3.3. RIBOSOMES: Historic overview; New methods appeared as a result of ribosome crystallization: cryo-cooling, heavy atom cluster derivatives; Fascinating movies; Antibiotic targets – structure-based drug design; Molecular snapshots of various intermediates of the translational process in atomic detail revolutionized our understanding of the mechanism of protein synthesis; Striking advance in field: follow translation by single ribosomes using mRNA hairpins tethered to optical tweezers. Structural studies of SRP assembly and function in archeae reveal some insights into the mechanism of signal-sequence binding.
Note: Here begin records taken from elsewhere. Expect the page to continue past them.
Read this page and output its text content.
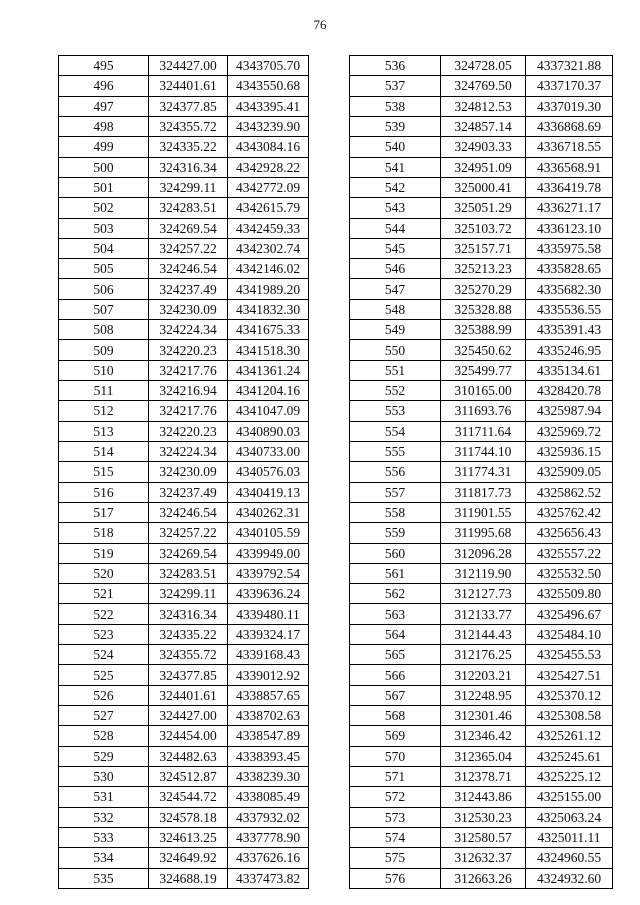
76
495	324427.00	4343705.70
496	324401.61	4343550.68
497	324377.85	4343395.41
498	324355.72	4343239.90
499	324335.22	4343084.16
500	324316.34	4342928.22
501	324299.11	4342772.09
502	324283.51	4342615.79
503	324269.54	4342459.33
504	324257.22	4342302.74
505	324246.54	4342146.02
506	324237.49	4341989.20
507	324230.09	4341832.30
508	324224.34	4341675.33
509	324220.23	4341518.30
510	324217.76	4341361.24
511	324216.94	4341204.16
512	324217.76	4341047.09
513	324220.23	4340890.03
514	324224.34	4340733.00
515	324230.09	4340576.03
516	324237.49	4340419.13
517	324246.54	4340262.31
518	324257.22	4340105.59
519	324269.54	4339949.00
520	324283.51	4339792.54
521	324299.11	4339636.24
522	324316.34	4339480.11
523	324335.22	4339324.17
524	324355.72	4339168.43
525	324377.85	4339012.92
526	324401.61	4338857.65
527	324427.00	4338702.63
528	324454.00	4338547.89
529	324482.63	4338393.45
530	324512.87	4338239.30
531	324544.72	4338085.49
532	324578.18	4337932.02
533	324613.25	4337778.90
534	324649.92	4337626.16
535	324688.19	4337473.82
536	324728.05	4337321.88
537	324769.50	4337170.37
538	324812.53	4337019.30
539	324857.14	4336868.69
540	324903.33	4336718.55
541	324951.09	4336568.91
542	325000.41	4336419.78
543	325051.29	4336271.17
544	325103.72	4336123.10
545	325157.71	4335975.58
546	325213.23	4335828.65
547	325270.29	4335682.30
548	325328.88	4335536.55
549	325388.99	4335391.43
550	325450.62	4335246.95
551	325499.77	4335134.61
552	310165.00	4328420.78
553	311693.76	4325987.94
554	311711.64	4325969.72
555	311744.10	4325936.15
556	311774.31	4325909.05
557	311817.73	4325862.52
558	311901.55	4325762.42
559	311995.68	4325656.43
560	312096.28	4325557.22
561	312119.90	4325532.50
562	312127.73	4325509.80
563	312133.77	4325496.67
564	312144.43	4325484.10
565	312176.25	4325455.53
566	312203.21	4325427.51
567	312248.95	4325370.12
568	312301.46	4325308.58
569	312346.42	4325261.12
570	312365.04	4325245.61
571	312378.71	4325225.12
572	312443.86	4325155.00
573	312530.23	4325063.24
574	312580.57	4325011.11
575	312632.37	4324960.55
576	312663.26	4324932.60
3.4. CHAPERONES: Progressive conformational changes of GroEL were mapped using Cryo-EM allowing the understanding of this molecular machine as a promoter of protein folding; FRET and EM studies with chaperonins showed that the concerted mode is the preferred mechanism to assist protein folding of single domain proteins while the sequential one is preferred for multi domain proteins; Developments with NMR and MD methodologies allow the detection of transient states with a low relative population.

3.5. VIRUSES – LARGE PARTICLES: Rational structure based design for improved vaccines is grossly unexploited - used in virus field and in other areas; Vaults as nano containers can be used in the near future to deliver drugs. Structure based drug development against HIV reverse transcriptase may anticipate virus resistance.